Like cardiovascular technologists and technicians, diagnostic medical sonographers use specialized imaging equipment to conduct tests and create images. Their findings and images help physicians diagnose and treat a variety of conditions. Sonographers may specialize in fields such as cardiology, pediatrics, or gynecology.

Required Education: Associate degree required
Job Outlook (2019-29): +12%
Median Annual Salary: $70,380

Companies That Trend Toward Hiring Vocational and Trade School Grads

According to the Georgetown Center on Education and the Workforce, there are 30 million jobs in the U.S that pay $55,000 per year or more and do not require a bachelor's degree.

Companies offering these jobs include Boeing and Lockheed Martin, which hire aerospace engineering technicians, and Kaiser Permanente and Tenet Health, large hospital systems that hire healthcare professionals.
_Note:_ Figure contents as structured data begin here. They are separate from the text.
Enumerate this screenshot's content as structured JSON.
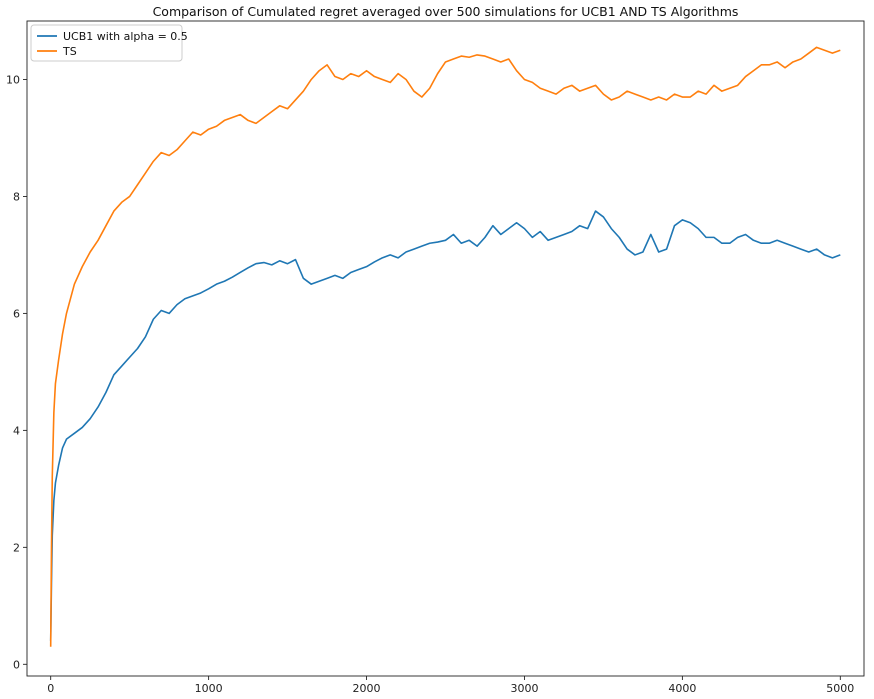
{
  "chart_data": {
    "type": "line",
    "title": "Comparison of Cumulated regret averaged over 500 simulations for UCB1 AND TS Algorithms",
    "xlabel": "",
    "ylabel": "",
    "xlim": [
      -150,
      5150
    ],
    "ylim": [
      -0.2,
      11.0
    ],
    "xticks": [
      0,
      1000,
      2000,
      3000,
      4000,
      5000
    ],
    "yticks": [
      0,
      2,
      4,
      6,
      8,
      10
    ],
    "grid": false,
    "legend_position": "top-left",
    "series": [
      {
        "name": "UCB1 with alpha = 0.5",
        "color": "#1f77b4",
        "x": [
          0,
          5,
          10,
          20,
          30,
          50,
          75,
          100,
          150,
          200,
          250,
          300,
          350,
          400,
          450,
          500,
          550,
          600,
          650,
          700,
          750,
          800,
          850,
          900,
          950,
          1000,
          1050,
          1100,
          1150,
          1200,
          1250,
          1300,
          1350,
          1400,
          1450,
          1500,
          1550,
          1600,
          1650,
          1700,
          1750,
          1800,
          1850,
          1900,
          1950,
          2000,
          2050,
          2100,
          2150,
          2200,
          2250,
          2300,
          2350,
          2400,
          2450,
          2500,
          2550,
          2600,
          2650,
          2700,
          2750,
          2800,
          2850,
          2900,
          2950,
          3000,
          3050,
          3100,
          3150,
          3200,
          3250,
          3300,
          3350,
          3400,
          3450,
          3500,
          3550,
          3600,
          3650,
          3700,
          3750,
          3800,
          3850,
          3900,
          3950,
          4000,
          4050,
          4100,
          4150,
          4200,
          4250,
          4300,
          4350,
          4400,
          4450,
          4500,
          4550,
          4600,
          4650,
          4700,
          4750,
          4800,
          4850,
          4900,
          4950,
          5000
        ],
        "y": [
          0.4,
          1.4,
          2.2,
          2.8,
          3.1,
          3.4,
          3.7,
          3.85,
          3.95,
          4.05,
          4.2,
          4.4,
          4.65,
          4.95,
          5.1,
          5.25,
          5.4,
          5.6,
          5.9,
          6.05,
          6.0,
          6.15,
          6.25,
          6.3,
          6.35,
          6.42,
          6.5,
          6.55,
          6.62,
          6.7,
          6.78,
          6.85,
          6.87,
          6.83,
          6.9,
          6.85,
          6.92,
          6.6,
          6.5,
          6.55,
          6.6,
          6.65,
          6.6,
          6.7,
          6.75,
          6.8,
          6.88,
          6.95,
          7.0,
          6.95,
          7.05,
          7.1,
          7.15,
          7.2,
          7.22,
          7.25,
          7.35,
          7.2,
          7.25,
          7.15,
          7.3,
          7.5,
          7.35,
          7.45,
          7.55,
          7.45,
          7.3,
          7.4,
          7.25,
          7.3,
          7.35,
          7.4,
          7.5,
          7.45,
          7.75,
          7.65,
          7.45,
          7.3,
          7.1,
          7.0,
          7.05,
          7.35,
          7.05,
          7.1,
          7.5,
          7.6,
          7.55,
          7.45,
          7.3,
          7.3,
          7.2,
          7.2,
          7.3,
          7.35,
          7.25,
          7.2,
          7.2,
          7.25,
          7.2,
          7.15,
          7.1,
          7.05,
          7.1,
          7.0,
          6.95,
          7.0
        ]
      },
      {
        "name": "TS",
        "color": "#ff7f0e",
        "x": [
          0,
          5,
          10,
          20,
          30,
          50,
          75,
          100,
          150,
          200,
          250,
          300,
          350,
          400,
          450,
          500,
          550,
          600,
          650,
          700,
          750,
          800,
          850,
          900,
          950,
          1000,
          1050,
          1100,
          1150,
          1200,
          1250,
          1300,
          1350,
          1400,
          1450,
          1500,
          1550,
          1600,
          1650,
          1700,
          1750,
          1800,
          1850,
          1900,
          1950,
          2000,
          2050,
          2100,
          2150,
          2200,
          2250,
          2300,
          2350,
          2400,
          2450,
          2500,
          2550,
          2600,
          2650,
          2700,
          2750,
          2800,
          2850,
          2900,
          2950,
          3000,
          3050,
          3100,
          3150,
          3200,
          3250,
          3300,
          3350,
          3400,
          3450,
          3500,
          3550,
          3600,
          3650,
          3700,
          3750,
          3800,
          3850,
          3900,
          3950,
          4000,
          4050,
          4100,
          4150,
          4200,
          4250,
          4300,
          4350,
          4400,
          4450,
          4500,
          4550,
          4600,
          4650,
          4700,
          4750,
          4800,
          4850,
          4900,
          4950,
          5000
        ],
        "y": [
          0.3,
          2.0,
          3.2,
          4.3,
          4.8,
          5.2,
          5.65,
          6.0,
          6.5,
          6.8,
          7.05,
          7.25,
          7.5,
          7.75,
          7.9,
          8.0,
          8.2,
          8.4,
          8.6,
          8.75,
          8.7,
          8.8,
          8.95,
          9.1,
          9.05,
          9.15,
          9.2,
          9.3,
          9.35,
          9.4,
          9.3,
          9.25,
          9.35,
          9.45,
          9.55,
          9.5,
          9.65,
          9.8,
          10.0,
          10.15,
          10.25,
          10.05,
          10.0,
          10.1,
          10.05,
          10.15,
          10.05,
          10.0,
          9.95,
          10.1,
          10.0,
          9.8,
          9.7,
          9.85,
          10.1,
          10.3,
          10.35,
          10.4,
          10.38,
          10.42,
          10.4,
          10.35,
          10.3,
          10.35,
          10.15,
          10.0,
          9.95,
          9.85,
          9.8,
          9.75,
          9.85,
          9.9,
          9.8,
          9.85,
          9.9,
          9.75,
          9.65,
          9.7,
          9.8,
          9.75,
          9.7,
          9.65,
          9.7,
          9.65,
          9.75,
          9.7,
          9.7,
          9.8,
          9.75,
          9.9,
          9.8,
          9.85,
          9.9,
          10.05,
          10.15,
          10.25,
          10.25,
          10.3,
          10.2,
          10.3,
          10.35,
          10.45,
          10.55,
          10.5,
          10.45,
          10.5
        ]
      }
    ]
  }
}
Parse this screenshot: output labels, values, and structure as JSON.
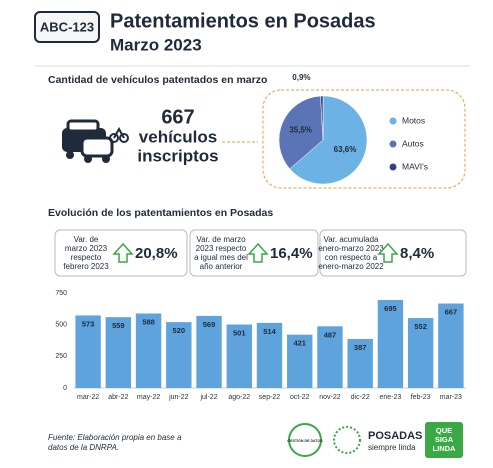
{
  "header": {
    "badge": "ABC-123",
    "title": "Patentamientos en Posadas",
    "subtitle": "Marzo 2023"
  },
  "section_1": {
    "title": "Cantidad de vehículos patentados en marzo"
  },
  "summary": {
    "value": "667",
    "label_lines": [
      "vehículos",
      "inscriptos"
    ]
  },
  "section_2": {
    "title": "Evolución de los patentamientos en Posadas"
  },
  "variations": [
    {
      "label_lines": [
        "Var. de",
        "marzo 2023",
        "respecto",
        "febrero 2023"
      ],
      "value": "20,8%"
    },
    {
      "label_lines": [
        "Var. de marzo",
        "2023 respecto",
        "a igual mes del",
        "año anterior"
      ],
      "value": "16,4%"
    },
    {
      "label_lines": [
        "Var. acumulada",
        "enero-marzo 2023",
        "con respecto a",
        "enero-marzo 2022"
      ],
      "value": "8,4%"
    }
  ],
  "footer": {
    "source_lines": [
      "Fuente: Elaboración propia en base a",
      "datos de la DNRPA."
    ],
    "logo_1": "GESTIÓN DE DATOS",
    "logo_2": "POSADAS",
    "logo_2_sub": "siempre linda",
    "logo_3_lines": [
      "QUE",
      "SIGA",
      "LINDA"
    ]
  },
  "chart_data": [
    {
      "type": "pie",
      "categories": [
        "Motos",
        "Autos",
        "MAVI's"
      ],
      "values": [
        63.6,
        35.5,
        0.9
      ],
      "value_labels": [
        "63,6%",
        "35,5%",
        "0,9%"
      ],
      "colors": [
        "#6cb2e4",
        "#5a74b6",
        "#34407f"
      ]
    },
    {
      "type": "bar",
      "categories": [
        "mar-22",
        "abr-22",
        "may-22",
        "jun-22",
        "jul-22",
        "ago-22",
        "sep-22",
        "oct-22",
        "nov-22",
        "dic-22",
        "ene-23",
        "feb-23",
        "mar-23"
      ],
      "values": [
        573,
        559,
        588,
        520,
        569,
        501,
        514,
        421,
        487,
        387,
        695,
        552,
        667
      ],
      "color": "#5ea3dc",
      "ylim": [
        0,
        750
      ],
      "yticks": [
        0,
        250,
        500,
        750
      ]
    }
  ]
}
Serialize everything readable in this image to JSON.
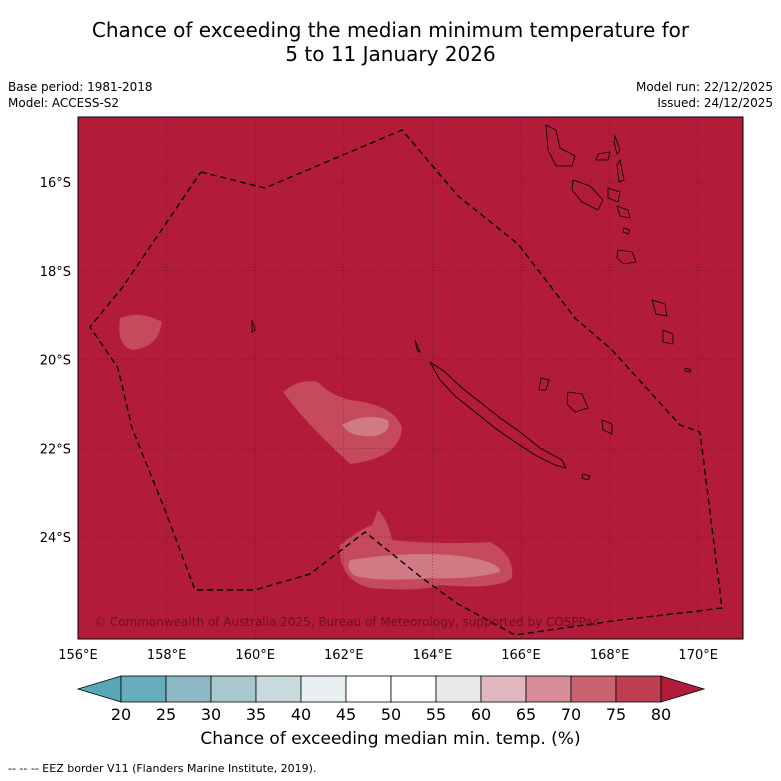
{
  "title": {
    "line1": "Chance of exceeding the median minimum temperature for",
    "line2": "5 to 11 January 2026"
  },
  "meta": {
    "base_period": "Base period: 1981-2018",
    "model": "Model: ACCESS-S2",
    "model_run": "Model run: 22/12/2025",
    "issued": "Issued: 24/12/2025"
  },
  "map": {
    "lon_ticks": [
      "156°E",
      "158°E",
      "160°E",
      "162°E",
      "164°E",
      "166°E",
      "168°E",
      "170°E"
    ],
    "lat_ticks": [
      "16°S",
      "18°S",
      "20°S",
      "22°S",
      "24°S"
    ],
    "copyright": "© Commonwealth of Australia 2025, Bureau of Meteorology, supported by COSPPac",
    "background_color": "#b21c3a"
  },
  "colorbar": {
    "ticks": [
      "20",
      "25",
      "30",
      "35",
      "40",
      "45",
      "50",
      "55",
      "60",
      "65",
      "70",
      "75",
      "80"
    ],
    "colors": [
      "#68adbd",
      "#8db9c4",
      "#a9c8cd",
      "#c8dadd",
      "#e8eff0",
      "#ffffff",
      "#ffffff",
      "#e9e9e9",
      "#e1b7bd",
      "#d68d98",
      "#ca6371",
      "#bd3f51"
    ],
    "under_color": "#58a7b6",
    "over_color": "#b21c3a",
    "label": "Chance of exceeding median min. temp. (%)"
  },
  "footnote": "--  --  -- EEZ border V11 (Flanders Marine Institute, 2019)."
}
Food production brands such as Pepsi also employ food research technicians.

Employers in some fields have difficulty filling jobs with skilled workers. For example, trucking firms, technology companies, and healthcare providers struggle to fill positions with trained team members, according to the BLS.

As the shortage of workers in skilled trades pushes wages higher, more prospective students and employees looking to switch careers may consider vocational education.

Vocational or trade schools require relatively low investments of time and money, allowing prospective students to earn a credential and start a new career quickly.

Frequently Asked Questions

Do the top trends in education include vocational and trade schools?

Interest in trade and vocational schools has soared as Americans seek to acquire technical skills to pursue in-demand jobs.

Are trade schools worth it?

Yes! Trade schools prepare students with career skills at a lower cost than a traditional college. Many skilled workers enjoy high salaries, strong job security, and lower student debt.

What is the hardest trade to learn?

Many technology and medical trades like IT and respiratory therapy require advanced knowledge of math and science. Alternatively, trades such as roofing and demolition are physically demanding.

What is the easiest trade to learn?

No high-paying trade is easy to learn, but some careers require more on-the-job training and less formal schooling. Electricians and plumbers, for example, spend a lot of time working under an experienced professional. Some students prefer this hand-on approach to a traditional classroom environment.

Which vocations/trades pay the most?

Trade jobs in medicine, technology, and construction often pay more than careers in other industries. For example, radiology technicians, elevator installers, dental hygienists, and web developers all earn median annual salaries between $75,000 and $85,000 per year.